The discussion took place in the Scottish National Gallery’s lecture theatre, a room which on reflection could have felt a little impersonal, given the sensitive subject matter of ‘mispers’ (O’Hagan’s description of vulnerable people that go missing from British society). It was however, actually extremely intimate and moving and, despite the harrowing nature of the subject matter, quite funny at times. Ruth Wishart, a Herald newspaper columnist and BBC broadcaster, led the conversation and her dry wit and direct manner kept the panel, especially James, on his toes.
It was obvious that the three men have been in partnership for some time (James had introduced the two back in January 2011) as they all seemed at ease with each other discussing the creative process behind such a sensitive issue. Coincidently, (and unknown to James and John), Andrew and Graham actually grew up together in the same area of Irvine.
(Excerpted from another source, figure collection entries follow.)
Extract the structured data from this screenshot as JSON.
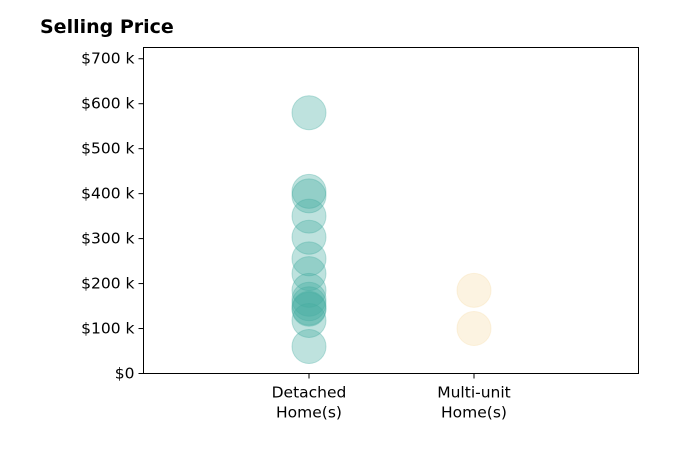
{
  "chart_data": {
    "type": "scatter",
    "title": "Selling Price",
    "xlabel": "",
    "ylabel": "",
    "categories": [
      "Detached\nHome(s)",
      "Multi-unit\nHome(s)"
    ],
    "ylim": [
      0,
      725000
    ],
    "yticks": [
      0,
      100000,
      200000,
      300000,
      400000,
      500000,
      600000,
      700000
    ],
    "ytick_labels": [
      "$0",
      "$100 k",
      "$200 k",
      "$300 k",
      "$400 k",
      "$500 k",
      "$600 k",
      "$700 k"
    ],
    "grid": false,
    "series": [
      {
        "category": "Detached\nHome(s)",
        "color": "#45ada0",
        "values": [
          580000,
          405000,
          395000,
          350000,
          303000,
          255000,
          222000,
          185000,
          165000,
          155000,
          145000,
          143000,
          118000,
          60000
        ]
      },
      {
        "category": "Multi-unit\nHome(s)",
        "color": "#f5dca8",
        "values": [
          185000,
          100000
        ]
      }
    ]
  }
}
When the time came for the three of them to meet with the author, Graham and Andrew reminisced about their childhood and how a peer from their housing estate had gone missing. This relationship only added new layers to this unique collaboration.
I think one of the most poignant comments from the discussion that has stuck in my head, came from James’ explanation on why he wanted an art work like the Missing in the Portrait Gallery. The Gallery is not about missing people, portraits hang on the walls representing people from Scotland and he felt the Missing would give these ‘mispers’ a place amongst society and a home.
Clare from the NGS Press Team attended The Missing: A National Collaboration. Graham Fagan’s work is on display at the Scottish National Portrait Gallery until 31 March 2012.